Israël estime que les États-Unis ont fixé une date pour la fin de la guerre.
Le président américain Donald Trump a annoncé un report de cinq jours d’une frappe prévue contre les infrastructures électriques iraniennes, déclarant : « Ils souhaitent parvenir à un accord. » Les autorités de Téhéran démentent cette affirmation.
Encore un mouvement brusque. Pas de fioritures, pas d’illusions.
Trump parle de discussions “constructives” avec l’Iran. Résultat : frappes reportées de cinq jours.

La réalité
Ultimatum de 48 heures : rouvrez Ormuz ou subissez des frappes massives.
Puis changement immédiat : on parle, on temporise.
Mais la pression militaire ne baisse pas. Elle reste constante, lourde, visible.
Ce n’est pas une contradiction. C’est une méthode.
On menace fort.
On crée l’incertitude.
Puis on change de direction sans prévenir.
L’adversaire ne sait plus s’il doit se préparer à encaisser ou à négocier. C’est là qu’il devient vulnérable.
Objectif :
mettre l’Iran sous pression maximale, le forcer à choisir vite, et garder l’avantage à chaque étape.

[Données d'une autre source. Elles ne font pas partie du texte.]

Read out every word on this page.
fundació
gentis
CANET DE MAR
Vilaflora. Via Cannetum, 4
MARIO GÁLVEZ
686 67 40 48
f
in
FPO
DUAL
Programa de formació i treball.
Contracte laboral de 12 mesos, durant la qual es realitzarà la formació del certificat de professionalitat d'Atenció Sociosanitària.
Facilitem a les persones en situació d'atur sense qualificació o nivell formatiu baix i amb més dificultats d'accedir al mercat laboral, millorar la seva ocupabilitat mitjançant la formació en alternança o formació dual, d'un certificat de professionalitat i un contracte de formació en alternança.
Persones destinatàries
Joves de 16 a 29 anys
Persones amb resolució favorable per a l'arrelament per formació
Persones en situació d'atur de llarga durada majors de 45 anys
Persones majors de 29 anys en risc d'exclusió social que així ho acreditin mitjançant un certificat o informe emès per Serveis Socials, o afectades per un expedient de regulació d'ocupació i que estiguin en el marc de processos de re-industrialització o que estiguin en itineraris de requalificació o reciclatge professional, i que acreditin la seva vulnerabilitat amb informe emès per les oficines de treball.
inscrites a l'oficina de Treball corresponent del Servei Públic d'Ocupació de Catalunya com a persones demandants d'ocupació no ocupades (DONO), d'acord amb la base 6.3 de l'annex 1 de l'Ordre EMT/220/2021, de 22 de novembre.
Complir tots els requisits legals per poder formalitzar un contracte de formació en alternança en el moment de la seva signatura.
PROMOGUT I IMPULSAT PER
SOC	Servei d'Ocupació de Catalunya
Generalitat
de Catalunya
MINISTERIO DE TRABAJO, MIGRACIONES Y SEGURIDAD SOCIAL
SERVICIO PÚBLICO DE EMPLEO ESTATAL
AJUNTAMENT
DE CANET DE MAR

Ce n’est pas un coup caché.
C’est une logique dure : pression constante, ouverture contrôlée, résultat recherché.
Dans ce type de stratégie, la force n’est pas une option. C’est le langage principal.
Le régime iranien veut conclure un accord — non par stratégie brillante, mais par nécessité brutale.
Sous pression intérieure et extérieure, Téhéran se retrouve acculé, fragilisé par une série de revers politiques, économiques et sécuritaires qui ont ébranlé jusqu’aux fondations du pouvoir.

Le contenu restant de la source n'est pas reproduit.